Изменить размер шрифта - +
Теперь это начало отвергнуто, [признано противным правам человечества, лишено покровительства законов,] и, стало быть, понятия и требования, им порожденные и воспитанные, находят себе осуждение в том самом, что прежде служило им оградою. Теперь дело литературы – преследовать остатки крепостного права в общественной жизни и добивать порожденные им понятия, [возводя их к коренному их началу]. Марко Вовчок, в своих простых и правдивых рассказах, является почти первым и весьма искусным борцом на этом поприще. В последних своих рассказах он даже не старается, как в прежних, выставлять перед нами преимущественно то, что называется обыкновенно «злоупотреблением помещичьей власти». Что уж толковать о злоупотреблении того, что само по себе дурно [, – о злоупотреблении пьянства или воровства, например]! Что уж говорить о таких явлениях, к которым подавало повод крепостное право, но без которых оно могло иногда и обходиться! Нет, автор берет теперь нормальное положение крестьянина у помещика, не злоупотребляющего своим правом, и кротко, без гнева, без горечи рисует нам это [грустное, безотрадное] положение. И из этих очерков, – в которых каждый, кто хоть немного имел дело с русским народом, узнает знакомые черты, – из этих очерков восстает перед нами характер русского простолюдина, сохранивший основные черты свои посреди всех обезличивающих, давящих [, убивающих] отношений, которым он был подчинен в течение нескольких столетий. На некоторые черты этого характера мы и хотим теперь обратить внимание.

 

Известно, что о русском народе существует два мнения, противоположные друг другу в самом корне. Одни полагают, что русский человек ни на что сам по себе не годится и представляет не более, как нуль: если подставить к нему какие-нибудь [иностранные] цифры, то выйдет что-нибудь, а если нет, так он и останется в полнейшем ничтожестве. Другие, напротив, имеют о русских то же понятие, какое имеют насчет; обезьян некоторые простолюдины, уверяющие, что обезьяна все понимает и говорить умеет, только из хитрости скрывает свои дарования. У нас, видите ли, что ни мужик, то гений; мы неучены, да нам и науки никакой не нужно, – русский мужик топором больше сделает, чем англичане со всеми их машинами; все он умеет и на все способен, да только, – не знаю уж почему, – не показывает своих способностей. Эти два мнения многими распространяются не только на Великую, но и на Малую и Белую Россию и на все славянское племя. Первое мнение, как известно, теперь уже отстало: оно процветало до 1812 г. Отечественная война показала нам, что мы такое есть на свете, и мы до того прониклись славою двенадцатого года, что наконец сделали-таки его смешным – и у себя и перед иностранцами. [Таким образом, в одной карикатурной истории России, изданной во Франции во время восточной войны, Олег идет на Константинополь с криком: «Не посрамим русской земли, умрем за веру и отечество!

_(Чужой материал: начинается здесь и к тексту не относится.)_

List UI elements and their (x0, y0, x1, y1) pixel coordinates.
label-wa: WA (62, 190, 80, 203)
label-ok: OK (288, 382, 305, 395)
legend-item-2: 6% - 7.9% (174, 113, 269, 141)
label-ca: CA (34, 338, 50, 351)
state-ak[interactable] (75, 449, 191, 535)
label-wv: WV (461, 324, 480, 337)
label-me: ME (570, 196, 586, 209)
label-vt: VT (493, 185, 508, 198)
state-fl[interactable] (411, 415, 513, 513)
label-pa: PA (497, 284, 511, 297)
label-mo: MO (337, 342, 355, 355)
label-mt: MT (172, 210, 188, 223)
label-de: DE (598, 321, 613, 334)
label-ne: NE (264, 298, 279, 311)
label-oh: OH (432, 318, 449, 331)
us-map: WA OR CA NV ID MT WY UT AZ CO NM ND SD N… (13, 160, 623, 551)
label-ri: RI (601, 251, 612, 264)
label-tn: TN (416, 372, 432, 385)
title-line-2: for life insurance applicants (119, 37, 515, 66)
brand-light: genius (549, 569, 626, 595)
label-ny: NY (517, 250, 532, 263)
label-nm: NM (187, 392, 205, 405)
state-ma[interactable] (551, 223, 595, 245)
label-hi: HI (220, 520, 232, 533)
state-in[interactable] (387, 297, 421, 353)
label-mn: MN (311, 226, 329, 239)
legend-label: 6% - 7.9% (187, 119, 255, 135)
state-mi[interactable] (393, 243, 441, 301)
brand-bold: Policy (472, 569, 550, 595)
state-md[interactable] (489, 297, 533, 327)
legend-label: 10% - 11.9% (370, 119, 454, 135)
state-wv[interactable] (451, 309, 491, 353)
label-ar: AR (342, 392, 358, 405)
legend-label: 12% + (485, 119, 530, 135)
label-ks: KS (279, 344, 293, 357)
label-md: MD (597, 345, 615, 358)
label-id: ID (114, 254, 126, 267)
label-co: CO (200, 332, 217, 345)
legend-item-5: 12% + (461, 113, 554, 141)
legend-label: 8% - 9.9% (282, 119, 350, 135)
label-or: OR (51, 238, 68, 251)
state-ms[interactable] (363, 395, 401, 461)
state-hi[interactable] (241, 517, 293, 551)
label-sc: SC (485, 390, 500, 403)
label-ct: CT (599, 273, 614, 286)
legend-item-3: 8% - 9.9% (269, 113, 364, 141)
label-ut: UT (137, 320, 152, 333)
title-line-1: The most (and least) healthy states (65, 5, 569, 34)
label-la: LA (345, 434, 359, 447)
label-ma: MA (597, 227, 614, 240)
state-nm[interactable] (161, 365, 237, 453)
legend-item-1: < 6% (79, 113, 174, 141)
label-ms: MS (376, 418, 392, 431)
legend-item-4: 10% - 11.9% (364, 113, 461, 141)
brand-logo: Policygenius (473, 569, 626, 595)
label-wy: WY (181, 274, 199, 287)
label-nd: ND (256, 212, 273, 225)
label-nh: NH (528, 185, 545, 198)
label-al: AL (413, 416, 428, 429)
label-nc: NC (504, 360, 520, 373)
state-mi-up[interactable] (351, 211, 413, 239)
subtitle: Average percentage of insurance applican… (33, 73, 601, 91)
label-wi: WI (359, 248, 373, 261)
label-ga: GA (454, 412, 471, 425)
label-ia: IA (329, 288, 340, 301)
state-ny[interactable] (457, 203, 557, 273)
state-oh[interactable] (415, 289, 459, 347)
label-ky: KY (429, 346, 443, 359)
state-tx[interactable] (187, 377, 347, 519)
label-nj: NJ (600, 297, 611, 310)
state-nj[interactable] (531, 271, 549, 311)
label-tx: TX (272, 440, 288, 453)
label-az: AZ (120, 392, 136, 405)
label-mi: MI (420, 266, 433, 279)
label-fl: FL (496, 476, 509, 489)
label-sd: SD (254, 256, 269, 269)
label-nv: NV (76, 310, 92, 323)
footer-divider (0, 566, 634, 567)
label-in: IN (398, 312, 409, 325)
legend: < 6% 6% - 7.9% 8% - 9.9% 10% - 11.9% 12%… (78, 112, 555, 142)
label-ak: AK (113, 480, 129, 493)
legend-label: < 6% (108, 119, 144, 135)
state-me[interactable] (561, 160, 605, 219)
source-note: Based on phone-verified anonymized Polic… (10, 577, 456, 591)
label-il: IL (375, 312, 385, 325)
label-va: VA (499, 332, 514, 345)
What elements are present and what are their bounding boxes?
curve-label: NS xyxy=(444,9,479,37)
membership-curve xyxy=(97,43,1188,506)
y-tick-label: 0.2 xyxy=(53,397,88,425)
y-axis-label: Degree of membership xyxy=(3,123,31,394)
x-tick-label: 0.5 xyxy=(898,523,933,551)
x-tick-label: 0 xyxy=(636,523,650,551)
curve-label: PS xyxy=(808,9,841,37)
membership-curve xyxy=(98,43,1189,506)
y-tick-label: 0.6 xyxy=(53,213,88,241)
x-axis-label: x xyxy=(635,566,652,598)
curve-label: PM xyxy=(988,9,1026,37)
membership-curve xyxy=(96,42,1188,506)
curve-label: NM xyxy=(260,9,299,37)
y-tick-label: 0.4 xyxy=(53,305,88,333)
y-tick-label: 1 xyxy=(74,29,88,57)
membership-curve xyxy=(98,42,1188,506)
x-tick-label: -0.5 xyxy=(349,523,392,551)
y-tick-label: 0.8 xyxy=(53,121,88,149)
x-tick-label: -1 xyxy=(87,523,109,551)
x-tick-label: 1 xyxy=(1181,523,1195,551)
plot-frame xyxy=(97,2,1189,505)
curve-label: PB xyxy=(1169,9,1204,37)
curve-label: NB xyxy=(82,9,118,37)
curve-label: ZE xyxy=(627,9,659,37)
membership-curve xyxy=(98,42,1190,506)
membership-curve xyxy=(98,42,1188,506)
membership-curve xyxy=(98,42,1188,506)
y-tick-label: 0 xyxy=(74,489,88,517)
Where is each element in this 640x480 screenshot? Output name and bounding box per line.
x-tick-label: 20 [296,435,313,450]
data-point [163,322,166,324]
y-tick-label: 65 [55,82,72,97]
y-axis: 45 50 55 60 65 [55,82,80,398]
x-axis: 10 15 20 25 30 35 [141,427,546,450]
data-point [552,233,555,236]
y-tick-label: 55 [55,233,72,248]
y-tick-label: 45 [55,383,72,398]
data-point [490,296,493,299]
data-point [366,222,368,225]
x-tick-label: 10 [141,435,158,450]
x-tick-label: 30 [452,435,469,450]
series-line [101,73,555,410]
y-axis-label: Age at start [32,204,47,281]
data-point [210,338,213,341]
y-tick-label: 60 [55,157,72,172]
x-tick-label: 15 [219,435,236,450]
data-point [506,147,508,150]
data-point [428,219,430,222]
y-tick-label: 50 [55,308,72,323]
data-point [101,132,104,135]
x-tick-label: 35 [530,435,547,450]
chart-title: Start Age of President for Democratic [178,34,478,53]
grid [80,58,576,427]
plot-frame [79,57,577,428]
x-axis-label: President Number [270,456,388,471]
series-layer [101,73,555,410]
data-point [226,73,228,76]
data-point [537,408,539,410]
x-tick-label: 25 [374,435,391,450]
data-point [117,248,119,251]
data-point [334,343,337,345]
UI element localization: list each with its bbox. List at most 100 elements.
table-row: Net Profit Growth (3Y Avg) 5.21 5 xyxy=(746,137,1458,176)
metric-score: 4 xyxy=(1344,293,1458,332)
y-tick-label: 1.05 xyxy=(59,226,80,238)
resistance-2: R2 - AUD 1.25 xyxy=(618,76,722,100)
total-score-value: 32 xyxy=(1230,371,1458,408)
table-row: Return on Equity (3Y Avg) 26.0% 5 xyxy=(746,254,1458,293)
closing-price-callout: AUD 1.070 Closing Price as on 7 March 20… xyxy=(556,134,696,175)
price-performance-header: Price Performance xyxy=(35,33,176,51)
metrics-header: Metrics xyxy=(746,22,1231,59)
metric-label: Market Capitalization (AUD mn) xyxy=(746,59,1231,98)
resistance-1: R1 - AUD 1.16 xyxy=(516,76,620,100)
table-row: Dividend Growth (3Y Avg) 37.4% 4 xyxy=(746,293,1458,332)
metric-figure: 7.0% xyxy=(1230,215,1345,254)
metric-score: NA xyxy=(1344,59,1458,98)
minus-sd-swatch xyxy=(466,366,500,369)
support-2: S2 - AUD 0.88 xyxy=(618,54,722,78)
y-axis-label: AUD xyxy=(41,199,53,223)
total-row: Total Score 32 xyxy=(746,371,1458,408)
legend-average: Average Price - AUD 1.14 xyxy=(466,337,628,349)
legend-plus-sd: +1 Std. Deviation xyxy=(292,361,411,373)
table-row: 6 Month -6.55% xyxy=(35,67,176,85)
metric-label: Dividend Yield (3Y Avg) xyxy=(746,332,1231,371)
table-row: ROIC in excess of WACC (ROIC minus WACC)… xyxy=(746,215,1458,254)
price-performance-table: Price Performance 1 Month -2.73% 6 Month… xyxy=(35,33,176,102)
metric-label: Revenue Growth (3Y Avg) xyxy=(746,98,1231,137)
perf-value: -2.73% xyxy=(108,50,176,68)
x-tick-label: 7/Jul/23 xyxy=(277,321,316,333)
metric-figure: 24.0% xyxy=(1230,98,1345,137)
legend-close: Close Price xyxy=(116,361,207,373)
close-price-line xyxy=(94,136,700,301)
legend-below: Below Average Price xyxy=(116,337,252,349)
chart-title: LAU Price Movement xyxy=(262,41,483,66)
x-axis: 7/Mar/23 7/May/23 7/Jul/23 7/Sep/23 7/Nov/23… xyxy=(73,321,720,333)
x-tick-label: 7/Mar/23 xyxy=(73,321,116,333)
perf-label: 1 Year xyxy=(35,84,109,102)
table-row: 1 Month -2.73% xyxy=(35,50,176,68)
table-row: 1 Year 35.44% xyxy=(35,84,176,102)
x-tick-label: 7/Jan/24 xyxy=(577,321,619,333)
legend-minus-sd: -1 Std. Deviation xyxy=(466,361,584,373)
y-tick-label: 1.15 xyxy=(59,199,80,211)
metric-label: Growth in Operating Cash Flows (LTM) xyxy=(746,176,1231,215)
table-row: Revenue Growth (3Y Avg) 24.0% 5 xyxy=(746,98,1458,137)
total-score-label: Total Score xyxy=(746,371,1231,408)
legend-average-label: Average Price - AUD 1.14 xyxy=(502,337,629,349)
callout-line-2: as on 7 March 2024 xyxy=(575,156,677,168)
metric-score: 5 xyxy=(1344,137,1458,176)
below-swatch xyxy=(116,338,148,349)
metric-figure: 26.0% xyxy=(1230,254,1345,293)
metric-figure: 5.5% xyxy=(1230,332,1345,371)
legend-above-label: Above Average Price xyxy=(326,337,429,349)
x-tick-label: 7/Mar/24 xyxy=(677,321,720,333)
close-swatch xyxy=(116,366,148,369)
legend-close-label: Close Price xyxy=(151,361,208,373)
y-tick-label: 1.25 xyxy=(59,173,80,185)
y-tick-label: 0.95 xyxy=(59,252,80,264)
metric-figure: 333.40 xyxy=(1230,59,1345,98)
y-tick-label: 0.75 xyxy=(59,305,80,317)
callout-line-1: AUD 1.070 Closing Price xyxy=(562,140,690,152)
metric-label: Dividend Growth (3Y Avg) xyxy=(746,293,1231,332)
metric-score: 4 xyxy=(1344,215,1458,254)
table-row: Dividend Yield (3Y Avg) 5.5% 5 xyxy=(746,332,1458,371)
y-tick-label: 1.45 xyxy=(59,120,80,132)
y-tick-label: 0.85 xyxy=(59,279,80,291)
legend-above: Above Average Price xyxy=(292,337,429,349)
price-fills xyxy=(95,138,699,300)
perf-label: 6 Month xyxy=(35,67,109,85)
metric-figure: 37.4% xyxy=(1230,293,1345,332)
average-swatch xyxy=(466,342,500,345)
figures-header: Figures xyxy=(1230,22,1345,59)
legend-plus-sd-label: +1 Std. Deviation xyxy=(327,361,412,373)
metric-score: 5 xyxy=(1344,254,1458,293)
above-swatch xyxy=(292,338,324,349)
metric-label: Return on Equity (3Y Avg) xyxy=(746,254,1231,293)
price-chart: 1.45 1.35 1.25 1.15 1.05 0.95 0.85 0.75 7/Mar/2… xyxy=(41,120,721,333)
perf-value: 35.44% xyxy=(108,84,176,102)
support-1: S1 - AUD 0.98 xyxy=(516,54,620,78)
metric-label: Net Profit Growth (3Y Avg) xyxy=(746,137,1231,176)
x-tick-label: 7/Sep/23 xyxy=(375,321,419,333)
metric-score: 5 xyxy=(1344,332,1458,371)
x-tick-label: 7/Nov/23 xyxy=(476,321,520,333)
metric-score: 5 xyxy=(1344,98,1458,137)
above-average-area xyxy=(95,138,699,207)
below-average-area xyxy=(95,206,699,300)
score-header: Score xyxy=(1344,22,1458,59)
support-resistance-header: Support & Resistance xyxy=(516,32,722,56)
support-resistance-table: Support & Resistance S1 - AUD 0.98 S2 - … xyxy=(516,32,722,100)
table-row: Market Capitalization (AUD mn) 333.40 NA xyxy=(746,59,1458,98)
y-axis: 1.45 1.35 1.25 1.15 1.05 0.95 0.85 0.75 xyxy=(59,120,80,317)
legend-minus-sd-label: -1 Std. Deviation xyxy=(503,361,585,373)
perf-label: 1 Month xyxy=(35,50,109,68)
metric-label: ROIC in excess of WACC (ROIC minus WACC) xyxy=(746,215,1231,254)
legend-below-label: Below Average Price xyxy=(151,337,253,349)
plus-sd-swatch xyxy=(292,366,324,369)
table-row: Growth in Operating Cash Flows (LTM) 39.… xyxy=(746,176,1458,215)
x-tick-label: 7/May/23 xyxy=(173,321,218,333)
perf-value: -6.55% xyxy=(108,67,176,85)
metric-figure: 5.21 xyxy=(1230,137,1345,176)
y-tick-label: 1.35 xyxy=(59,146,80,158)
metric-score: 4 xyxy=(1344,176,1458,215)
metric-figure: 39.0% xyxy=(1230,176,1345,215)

Мы те же герои, что и в 1812 году!» То же кричит и Игорь и Святослав и т. д.] Действительно, двенадцатый год сделался для нас неисчерпаемым источником самохвальства и заменою всех добродетелей. Толкуют нам о взятках, а мы вспоминаем двенадцатый год, [указывают на комиссариат – мы обращаемся к двенадцатому году,] говорят о движении идей – мы сейчас же к двенадцатому году и к Пушкину… Так было до 1857 года, в конце которого появились первые официальные распоряжения об освобождении крестьян[4 - Имеются в виду рескрипты Александра II от 20 ноября и 6 декабря 1857 г. на имя Виленского и С.-Петербургского генерал-губернатора об «улучшении быта крепостных крестьян».]. Тут общество осмотрелось и, все продолжая восхищаться Пушкиным и двенадцатым годом, сделало, однако же, более точное определение своих мнений. Оно нашло, что двенадцатый год, как и Пушкин, не принадлежит всему народу без исключения, что не всякая голь перекатная способна понимать прелесть «Евгения Онегина», да не всем поголовно принадлежит и заслуга [вымораживания] французов.